Celui qui serait toujours solidement l’épaule d’Eldria – au point de lui faire mal – mit un certain temps avant de répondre, comme s’il fouillait profondément dans sa mémoire.
– Je ne suis pas sûr... dit-il doucement.
Sans prévenir, il lui saisit le menton et leva son visage vers la lumière de la lampe. Eldria n’eut alors d’autre choix que de le regarder à son tour droit dans les yeux. Elle eut un terrible haut-le-cœur : elle avait déjà aperçu, avec certitude, cet homme, probablement dans la grande salle de la prison ! C’était bien un des membres de la garnison du fort duquel elle s’était échappée. Et si elle l’avait déjà vu...
Un silence tendu s’installa. Puis les lèvres du soldat s’étirèrent en un rictus mauvais.
– Oui... c’est elle, lâcha-t-il, la voix vibrante de certitude. Je l’ai déjà vue. C’est bien elle !
À cet instant, dans son dos, un bruit sourd retentit, aussitôt suivi d’un fracas plus lourd qui fit vibrer les planches sous leurs semelles.
– Qu’est-ce que... bredouilla le soldat près d’Eldria en se retournant, sans toutefois desserrer sa poigne.
Son camarade venait de s’effondrer au sol, sous le regard médusé de l’aubergiste. Dan, une lourde bûche dans les mains, venait de l’assommer d’un coup fulgurant porté au sommet du crâne.
– Merde !
Le soldat restant, comprenant le danger, porta précipitamment la main au fourreau pour dégainer son épée avant que Dan n’ait le temps de le charger. Eldria n’hésita alors pas une seule seconde : elle saisit la chope de bière restée sur la table et, d’un geste brusque et précis, l’abattit contre le visage de l’inopportun.

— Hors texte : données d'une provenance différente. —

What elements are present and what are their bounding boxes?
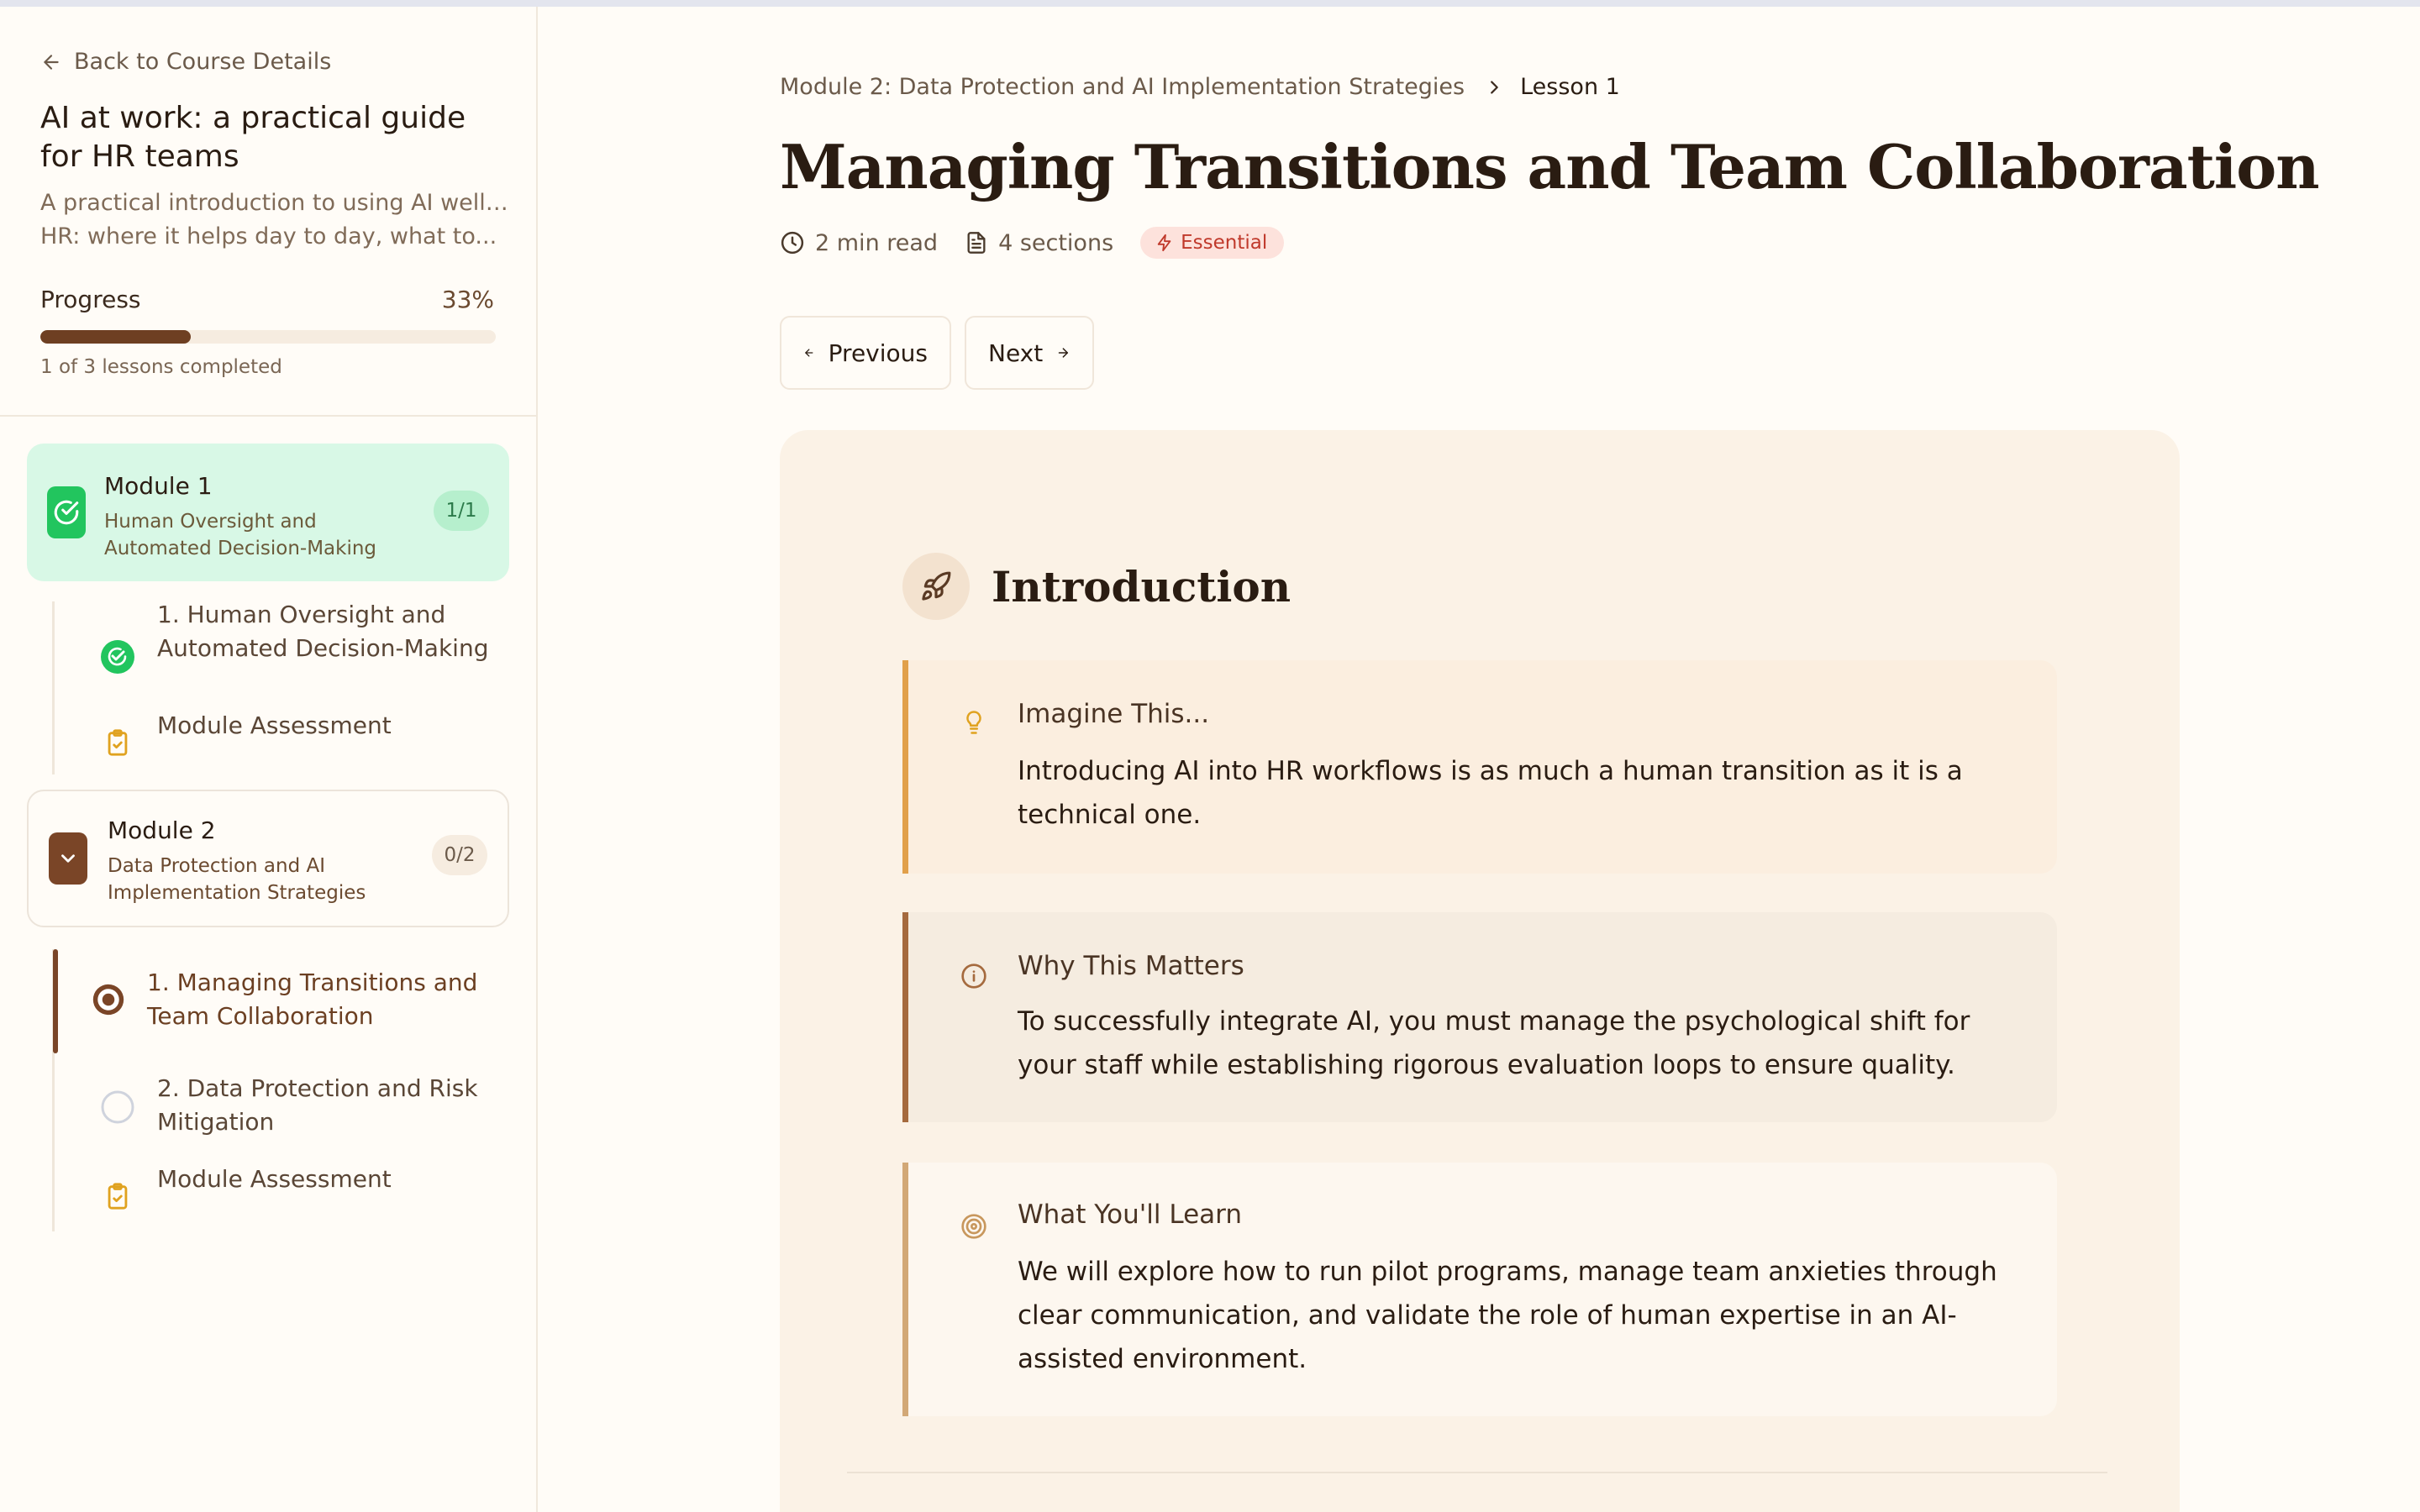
module-name: Module 2: [108, 816, 216, 844]
course-description-line: A practical introduction to using AI wel…: [40, 190, 511, 216]
module-subtitle: Data Protection and AI Implementation St…: [108, 855, 366, 904]
progress-percent: 33%: [441, 286, 494, 313]
callout-title: Why This Matters: [1018, 951, 1244, 981]
course-description-line: HR: where it helps day to day, what to..…: [40, 223, 497, 249]
callout-body: Introducing AI into HR workflows is as m…: [1018, 756, 1963, 830]
module-name: Module 1: [104, 472, 213, 500]
imagine-this-callout: Imagine This... Introducing AI into HR w…: [902, 660, 2057, 874]
lesson-label: 1. Human Oversight and Automated Decisio…: [157, 601, 489, 662]
badge-label: Essential: [1181, 232, 1268, 254]
chevron-right-icon: [1485, 78, 1503, 97]
previous-label: Previous: [828, 339, 928, 367]
next-button[interactable]: Next: [965, 316, 1094, 390]
callout-body: To successfully integrate AI, you must m…: [1018, 1006, 1970, 1080]
previous-button[interactable]: Previous: [780, 316, 951, 390]
chevron-down-icon: [49, 832, 87, 885]
callout-title: What You'll Learn: [1018, 1200, 1242, 1230]
arrow-right-icon: [1058, 348, 1069, 358]
module-2-lessons: 1. Managing Transitions and Team Collabo…: [52, 949, 509, 1231]
callout-title: Imagine This...: [1018, 699, 1210, 729]
clock-icon: [781, 231, 804, 255]
progress-label: Progress: [40, 286, 141, 313]
active-lesson-indicator: [53, 949, 58, 1053]
essential-badge: Essential: [1140, 227, 1285, 259]
course-title: AI at work: a practical guide for HR tea…: [40, 101, 466, 174]
read-time: 2 min read: [780, 230, 938, 256]
callout-body: We will explore how to run pilot program…: [1018, 1257, 1997, 1374]
module-count-badge: 0/2: [432, 835, 487, 875]
module-2-card[interactable]: Module 2 Data Protection and AI Implemen…: [27, 790, 509, 927]
radio-filled-icon: [92, 983, 125, 1016]
progress-bar: [40, 330, 496, 344]
circle-outline-icon: [101, 1090, 134, 1124]
check-circle-icon: [47, 486, 86, 538]
what-youll-learn-callout: What You'll Learn We will explore how to…: [902, 1163, 2057, 1416]
document-icon: [967, 232, 986, 254]
section-count-label: 4 sections: [998, 229, 1114, 256]
divider: [847, 1472, 2107, 1473]
clipboard-check-icon: [101, 1179, 134, 1213]
lesson-item-current[interactable]: 1. Managing Transitions and Team Collabo…: [53, 949, 512, 1053]
breadcrumb: Module 2: Data Protection and AI Impleme…: [780, 74, 1620, 100]
module-subtitle: Human Oversight and Automated Decision-M…: [104, 511, 377, 559]
top-bar: [0, 0, 2420, 7]
introduction-header: Introduction: [902, 553, 1291, 620]
lesson-label: Module Assessment: [157, 711, 392, 739]
read-time-label: 2 min read: [815, 229, 939, 256]
progress-caption: 1 of 3 lessons completed: [40, 356, 282, 378]
target-icon: [959, 1211, 989, 1242]
back-link-label: Back to Course Details: [74, 49, 332, 75]
arrow-left-icon: [805, 349, 813, 357]
lesson-label: 1. Managing Transitions and Team Collabo…: [147, 969, 478, 1030]
lightbulb-icon: [959, 707, 989, 738]
module-count-badge: 1/1: [434, 491, 489, 531]
breadcrumb-module-link[interactable]: Module 2: Data Protection and AI Impleme…: [780, 74, 1465, 100]
lesson-label: Module Assessment: [157, 1165, 392, 1193]
module-1-lessons: 1. Human Oversight and Automated Decisio…: [52, 601, 509, 774]
breadcrumb-current: Lesson 1: [1520, 74, 1620, 100]
check-circle-icon: [101, 640, 134, 674]
why-this-matters-callout: Why This Matters To successfully integra…: [902, 912, 2057, 1122]
arrow-left-icon: [44, 54, 59, 70]
lesson-label: 2. Data Protection and Risk Mitigation: [157, 1074, 478, 1136]
rocket-icon: [902, 553, 970, 620]
info-icon: [959, 961, 989, 991]
lesson-content-card: Introduction Imagine This... Introducing…: [780, 430, 2180, 1512]
page-title: Managing Transitions and Team Collaborat…: [780, 131, 2320, 202]
course-sidebar: Back to Course Details AI at work: a pra…: [0, 7, 538, 1512]
lesson-meta: 2 min read 4 sections Essential: [780, 227, 1285, 259]
back-to-course-link[interactable]: Back to Course Details: [40, 49, 331, 75]
next-label: Next: [988, 339, 1044, 367]
lightning-icon: [1157, 234, 1171, 252]
section-count: 4 sections: [965, 230, 1113, 256]
progress-bar-fill: [40, 330, 191, 344]
divider: [0, 415, 536, 417]
module-1-card[interactable]: Module 1 Human Oversight and Automated D…: [27, 444, 509, 581]
course-description: A practical introduction to using AI wel…: [40, 186, 511, 254]
clipboard-check-icon: [101, 726, 134, 759]
introduction-heading: Introduction: [992, 561, 1292, 612]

Le récipient éclata sous l’impact et une giclée de mousse ambrée éclaboussa les alentours, pénétrant jusque dans les yeux du militaire qui hurla de douleur.
– Argh !
Dan profita aussitôt de l’ouverture pour fondre sur lui, et lui réserver le même sort qu’à son compatriote. L’homme fut violemment projeté en arrière, heurtant une table qu’il brisa sous son poids, de toute évidence sonné, comme son collègue, pour un bon moment.

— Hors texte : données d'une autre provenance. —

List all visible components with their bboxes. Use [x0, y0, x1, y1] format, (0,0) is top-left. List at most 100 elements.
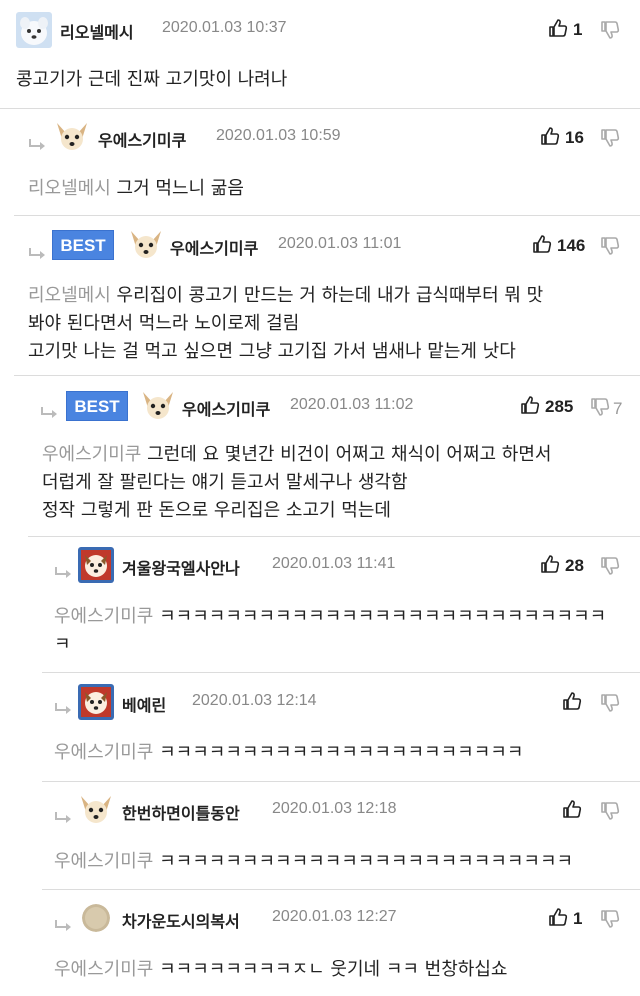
nickname[interactable]: 우에스기미쿠 [98, 127, 186, 151]
avatar-chihuahua[interactable] [128, 227, 164, 263]
reply-item: 한번하면이틀동안 2020.01.03 12:18 우에스기미쿠 ㅋㅋㅋㅋㅋㅋㅋ… [42, 782, 640, 888]
thumbs-up-icon [562, 799, 582, 823]
comment-line: 봐야 된다면서 먹느라 노이로제 걸림 [28, 313, 300, 334]
dislike-button[interactable] [600, 693, 620, 717]
like-button[interactable] [562, 799, 582, 823]
mention[interactable]: 우에스기미쿠 [54, 851, 153, 872]
comment-date: 2020.01.03 11:02 [290, 396, 414, 413]
thumbs-down-icon [600, 128, 620, 152]
dislike-button[interactable] [600, 556, 620, 580]
comment-date: 2020.01.03 10:37 [162, 19, 287, 36]
dislike-button[interactable] [600, 128, 620, 152]
mention[interactable]: 우에스기미쿠 [54, 742, 153, 763]
nickname[interactable]: 베예린 [122, 692, 166, 716]
nickname[interactable]: 차가운도시의복서 [122, 908, 240, 932]
dislike-button[interactable] [600, 801, 620, 825]
like-button[interactable]: 1 [548, 18, 582, 42]
reply-arrow-icon [54, 812, 74, 826]
like-count: 1 [573, 909, 583, 928]
comment-line: 정작 그렇게 판 돈으로 우리집은 소고기 먹는데 [42, 500, 391, 521]
comment-body: 우에스기미쿠 ㅋㅋㅋㅋㅋㅋㅋㅋㅈㄴ 웃기네 ㅋㅋ 번창하십쇼 [54, 956, 507, 984]
thumbs-up-icon [540, 554, 560, 578]
mention[interactable]: 리오넬메시 [28, 285, 111, 306]
best-badge: BEST [52, 230, 114, 260]
reply-arrow-icon [40, 407, 60, 421]
comment-date: 2020.01.03 12:14 [192, 692, 317, 709]
like-count: 28 [565, 556, 584, 575]
reply-item-best: BEST 우에스기미쿠 2020.01.03 11:02 285 7 우에스기미… [28, 377, 640, 535]
reply-item: 차가운도시의복서 2020.01.03 12:27 1 우에스기미쿠 ㅋㅋㅋㅋㅋ… [42, 890, 640, 996]
dislike-button[interactable] [600, 909, 620, 933]
thumbs-down-icon [600, 693, 620, 717]
comment-line: 고기맛 나는 걸 먹고 싶으면 그냥 고기집 가서 냄새나 맡는게 낫다 [28, 341, 516, 362]
avatar-chihuahua[interactable] [78, 792, 114, 828]
reply-item: 베예린 2020.01.03 12:14 우에스기미쿠 ㅋㅋㅋㅋㅋㅋㅋㅋㅋㅋㅋㅋ… [42, 673, 640, 780]
thumbs-up-icon [548, 907, 568, 931]
comment-date: 2020.01.03 12:18 [272, 800, 397, 817]
thumbs-down-icon [600, 801, 620, 825]
avatar-chihuahua[interactable] [54, 119, 90, 155]
like-button[interactable] [562, 691, 582, 715]
avatar-dog-red-frame[interactable] [78, 684, 114, 720]
reply-arrow-icon [28, 248, 48, 262]
comment-line: 리오넬메시 그거 먹느니 굶음 [28, 178, 244, 199]
comment-body: 콩고기가 근데 진짜 고기맛이 나려나 [16, 66, 287, 94]
comment-item: 리오넬메시 2020.01.03 10:37 1 콩고기가 근데 진짜 고기맛이… [0, 0, 640, 108]
best-badge: BEST [66, 391, 128, 421]
thumbs-up-icon [540, 126, 560, 150]
avatar-beige-circle[interactable] [82, 904, 110, 932]
reply-arrow-icon [54, 920, 74, 934]
comment-line: 우에스기미쿠 ㅋㅋㅋㅋㅋㅋㅋㅋㅋㅋㅋㅋㅋㅋㅋㅋㅋㅋㅋㅋㅋㅋㅋㅋㅋ [54, 851, 574, 872]
mention[interactable]: 우에스기미쿠 [54, 606, 153, 627]
dislike-button[interactable]: 7 [590, 397, 622, 421]
avatar-chihuahua[interactable] [140, 388, 176, 424]
comment-line: 더럽게 잘 팔린다는 얘기 듣고서 말세구나 생각함 [42, 472, 408, 493]
avatar-dog-red-frame[interactable] [78, 547, 114, 583]
like-count: 146 [557, 236, 586, 255]
comment-line: 우에스기미쿠 ㅋㅋㅋㅋㅋㅋㅋㅋㅋㅋㅋㅋㅋㅋㅋㅋㅋㅋㅋㅋㅋㅋㅋㅋㅋㅋㅋ [54, 606, 607, 627]
thumbs-up-icon [532, 234, 552, 258]
dislike-count: 7 [613, 399, 623, 418]
like-count: 285 [545, 397, 574, 416]
comment-body: 우에스기미쿠 ㅋㅋㅋㅋㅋㅋㅋㅋㅋㅋㅋㅋㅋㅋㅋㅋㅋㅋㅋㅋㅋㅋ [54, 739, 523, 767]
like-button[interactable]: 28 [540, 554, 584, 578]
nickname[interactable]: 한번하면이틀동안 [122, 800, 240, 824]
reply-item: 우에스기미쿠 2020.01.03 10:59 16 리오넬메시 그거 먹느니 … [14, 109, 640, 215]
thumbs-up-icon [548, 18, 568, 42]
comment-date: 2020.01.03 10:59 [216, 127, 341, 144]
comment-body: 우에스기미쿠 ㅋㅋㅋㅋㅋㅋㅋㅋㅋㅋㅋㅋㅋㅋㅋㅋㅋㅋㅋㅋㅋㅋㅋㅋㅋ [54, 848, 573, 876]
mention[interactable]: 리오넬메시 [28, 178, 111, 199]
comment-date: 2020.01.03 11:41 [272, 555, 396, 572]
like-button[interactable]: 146 [532, 234, 585, 258]
avatar-white-dog[interactable] [16, 12, 52, 48]
like-button[interactable]: 285 [520, 395, 573, 419]
dislike-button[interactable] [600, 20, 620, 44]
dislike-button[interactable] [600, 236, 620, 260]
nickname[interactable]: 겨울왕국엘사안나 [122, 555, 240, 579]
nickname[interactable]: 리오넬메시 [60, 19, 134, 43]
divider [14, 375, 640, 376]
thumbs-up-icon [520, 395, 540, 419]
comment-line: 콩고기가 근데 진짜 고기맛이 나려나 [16, 69, 288, 90]
thumbs-up-icon [562, 691, 582, 715]
like-button[interactable]: 1 [548, 907, 582, 931]
nickname[interactable]: 우에스기미쿠 [170, 235, 258, 259]
like-count: 1 [573, 20, 583, 39]
like-count: 16 [565, 128, 584, 147]
reply-arrow-icon [28, 139, 48, 153]
nickname[interactable]: 우에스기미쿠 [182, 396, 270, 420]
mention[interactable]: 우에스기미쿠 [54, 959, 153, 980]
comment-body: 리오넬메시 그거 먹느니 굶음 [28, 175, 244, 203]
comment-body: 우에스기미쿠 ㅋㅋㅋㅋㅋㅋㅋㅋㅋㅋㅋㅋㅋㅋㅋㅋㅋㅋㅋㅋㅋㅋㅋㅋㅋㅋㅋ ㅋ [54, 603, 606, 659]
like-button[interactable]: 16 [540, 126, 584, 150]
thumbs-down-icon [600, 236, 620, 260]
comment-date: 2020.01.03 12:27 [272, 908, 397, 925]
thumbs-down-icon [600, 556, 620, 580]
comment-line: 우에스기미쿠 그런데 요 몇년간 비건이 어쩌고 채식이 어쩌고 하면서 [42, 444, 552, 465]
reply-arrow-icon [54, 567, 74, 581]
reply-item: 겨울왕국엘사안나 2020.01.03 11:41 28 우에스기미쿠 ㅋㅋㅋㅋ… [42, 537, 640, 671]
reply-item-best: BEST 우에스기미쿠 2020.01.03 11:01 146 리오넬메시 우… [14, 216, 640, 374]
comment-line: 우에스기미쿠 ㅋㅋㅋㅋㅋㅋㅋㅋㅋㅋㅋㅋㅋㅋㅋㅋㅋㅋㅋㅋㅋㅋ [54, 742, 524, 763]
comment-date: 2020.01.03 11:01 [278, 235, 402, 252]
mention[interactable]: 우에스기미쿠 [42, 444, 141, 465]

– Ça va ? lança Dan à Eldria en laissant choir sa bûche, reconvertie en arme improvisée mais néanmoins efficace.
– Oui, je... je crois, souffla-t-elle, encore tremblante, en se massant l’épaule.
Tout s’était enchaîné si vite. Une minute de plus et ils l’auraient emmenée. Encore une fois, Dan l’avait sauvée in extremis.
Sans perdre un instant, le jeune homme s’approcha du porte-manteau près de l’entrée, décrocha deux lourdes fourrures et en tendit une à Eldria. Puis il se tourna vers l’aubergiste, toujours figé derrière son comptoir, le teint blême et les yeux exorbités.
– Pour le dérangement, dit Dan en déposant une bourse bien garnie sur le bar. D’autres vont revenir. Vous devriez partir sur l’heure. Allez rejoindre votre fille.
Puis il fit signe à Eldria.
– Ne traînons pas.
Encore secouée, elle enfila l’épais manteau que Dan vener de lui confier et lui emboîta le pas, le cœur battant. En passant devant l’aubergiste, elle osa à peine lever les yeux.
– Désolée... murmura-t-elle faiblement.
L’homme les regarda sortir de son établissement et s’éclipser dans la nuit enneigée, la bouche entrouverte, l’air hagard.